The new advisory board: Leo Bianchi, Douglas Hutt, Jenny Cairns, Lucie Tomlin and Stefan Casey 

It has been a busy year so far for the DL&P Industry Group with its spring event held at The Retail Institute and a new advisory board set up to help devise the agenda for the upcoming third annual conference in November. By Neel Madsen.

Print for Brand Success conference is an annual event that takes the pulse on the industry, presents the latest case studies and looks ahead to see what innovations are in the pipeline. Statistics show that brands and printers make up a quarter each of the attendees, with the other half being a mix of designers, consultants and suppliers.

‘A few years after we started Digital Labels & Packaging magazine, we realised that we were in the perfect position to help communicate what was happening in digital print to the retailers and brand owners,’ said publisher Marie Rushton. ‘Our first initiative was to bring together a core group of printers that are active in this market. The next step was to make it bigger and increase the reach. This happened around the
now famous ‘Share a Coke’ campaign which was the perfect time to launch our conference.’ 

The latest initiative has been the establishment of an advisory board to help plan the content of the conference. Members include Douglas Hutt from SAB Miller, Jenny Cairns and Lucie Tomlin from design agency Pearlfisher, Stefan Casey from The Retail Institute, Leo Bianchi, Burton’s Biscuits, and Ian Schofield, Iceland Foods.

Ian Schofield

Ian Schofield, Iceland Foods

The aim of appointing this board of packaging experts is to grow the conference and further its goal of increasing communication between the stakeholders in the supply chain. Mrs Rushton continued, ‘We want to use the knowledge, experience and perspective of our new advisory board to improve the content and ensure that we are on message.’

What’s cooking?

‘Digital is a culture. Not a technology. This is the perspective we must now acknowledge in terms of innovating for the future. As consumers we have become far more comfortable with including digital into our everyday lives. So our expectations have become exponentially higher that products will provide added value or we will simply go elsewhere in this ever changing global digital village,’ said Douglas Hutt, manager global packaging R&D, SABMiller.

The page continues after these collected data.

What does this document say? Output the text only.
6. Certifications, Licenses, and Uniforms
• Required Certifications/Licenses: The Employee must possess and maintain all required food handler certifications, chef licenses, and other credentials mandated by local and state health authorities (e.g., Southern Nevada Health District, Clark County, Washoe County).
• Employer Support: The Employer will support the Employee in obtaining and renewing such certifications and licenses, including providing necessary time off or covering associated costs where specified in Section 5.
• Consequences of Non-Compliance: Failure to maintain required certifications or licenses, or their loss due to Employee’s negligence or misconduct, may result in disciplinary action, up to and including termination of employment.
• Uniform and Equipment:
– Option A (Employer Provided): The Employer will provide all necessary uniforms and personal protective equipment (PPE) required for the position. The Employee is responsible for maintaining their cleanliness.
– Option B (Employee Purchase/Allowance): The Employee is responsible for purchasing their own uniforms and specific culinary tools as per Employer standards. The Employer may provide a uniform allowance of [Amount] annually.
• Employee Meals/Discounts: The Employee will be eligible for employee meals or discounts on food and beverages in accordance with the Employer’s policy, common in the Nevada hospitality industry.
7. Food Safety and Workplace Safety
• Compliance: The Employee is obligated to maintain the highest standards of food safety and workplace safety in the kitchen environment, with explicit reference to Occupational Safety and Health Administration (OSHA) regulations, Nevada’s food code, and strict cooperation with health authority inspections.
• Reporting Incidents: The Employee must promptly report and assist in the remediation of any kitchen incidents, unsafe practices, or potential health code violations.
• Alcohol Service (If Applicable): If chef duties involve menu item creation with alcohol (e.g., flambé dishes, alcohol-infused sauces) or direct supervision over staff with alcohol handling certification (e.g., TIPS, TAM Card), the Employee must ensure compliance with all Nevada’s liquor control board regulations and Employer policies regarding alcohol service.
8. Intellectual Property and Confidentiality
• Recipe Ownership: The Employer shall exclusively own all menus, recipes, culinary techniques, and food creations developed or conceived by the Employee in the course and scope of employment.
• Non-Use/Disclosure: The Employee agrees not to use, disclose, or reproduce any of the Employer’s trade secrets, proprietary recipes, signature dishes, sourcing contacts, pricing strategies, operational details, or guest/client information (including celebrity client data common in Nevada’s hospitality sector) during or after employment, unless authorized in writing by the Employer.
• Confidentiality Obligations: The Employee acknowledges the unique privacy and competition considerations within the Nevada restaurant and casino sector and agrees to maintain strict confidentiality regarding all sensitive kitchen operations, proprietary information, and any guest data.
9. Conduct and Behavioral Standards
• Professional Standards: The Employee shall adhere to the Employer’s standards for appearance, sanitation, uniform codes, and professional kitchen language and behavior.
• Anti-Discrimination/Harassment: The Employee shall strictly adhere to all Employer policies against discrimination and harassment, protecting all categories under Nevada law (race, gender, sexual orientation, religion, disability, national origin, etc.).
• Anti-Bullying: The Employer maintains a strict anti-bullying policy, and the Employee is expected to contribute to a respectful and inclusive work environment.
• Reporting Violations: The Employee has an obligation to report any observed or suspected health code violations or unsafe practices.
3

He continued, ‘It is of critical importance that we innovate with digital in mind. The packaging industry is perfectly placed to evolve packaging into a multimedia interactive platform with infinite possibilities to customise. ‘The Print for Brand Success conference provides a high calibre opportunity to take a look into the ‘innovation kitchen’ to see what’s cooking in the future of digital printing for the branded packaging industry and to develop creative and credible opportunities to help steer your business towards a digital future.’ 

Ian Schofield, own label & packaging manager, Iceland Foods, commented, ‘The annual digital print conference serves as a great reference point for me as to where the trends are going. I am convinced that all end users will be including digital in their marketing plans as it becomes the norm.’

Conference audience

The Retail Institute hosted the first Industry Group event in April

Expert advice

After two successful events, the bar has been raised to come up with even more inspiring and engaging content. The conference programme will also reflect the feedback received at last year’s event where attendees were invited to comment on the content specifically and also list some of the challenges they come up against trying to sell digital print. Some said that they are still encountering the old ‘conventional’ print mindset and that there is a general lack of imagination. It is also difficult to convince brands to be braver, while colour management remains another issue. It is particularly difficult to break down the barriers between the various business functions – design, marketing, procurement, etc – and make them understand the opportunities digital print brings and how these transcend traditional structures and thinking.

Douglas Hutt said, ‘It starts at the design house; they need to have a deep and broader understanding of what digital can do and how it can sit alongside the analogue methods. In my experience, marketing understands the concept, but don’t know how to execute a digital campaign. It is not about bypassing procurement. It is about educating the marketing department.’

Leo Bianchi agreed and added, ‘But procurement needs educating too. It goes across the board.’ Jenny Cairns said, ‘The strategist and the marketers need to be involved too.’ Lucie Tomlin added, ‘Our problem is that we often don’t talk about the print run length early on in the conversation.’

Mr Hutt said, ‘We need to talk about how you bring digital into the mainstream. There are two strands – we need to identify the route forward and we need to know the route to the mass market.’

‘It is the execution that is essential,’ said Ms Tomlin. ‘Consumers feel bombarded with messages. It has to be sophisticated and also have the brand ethos at the core. We have to use digital wisely and overcome the point of consumers feeling it is overwhelming and just too much.’ Ms Cairns said that in her experience there is a certain element of adversity to risk. Clients often hold back a little and tell the designer that they want to be ‘evolutionary’ rather than ‘revolutionary’. Ms Tomlin added, ‘But even if the client does not want to use digital, they still expect it to be available.’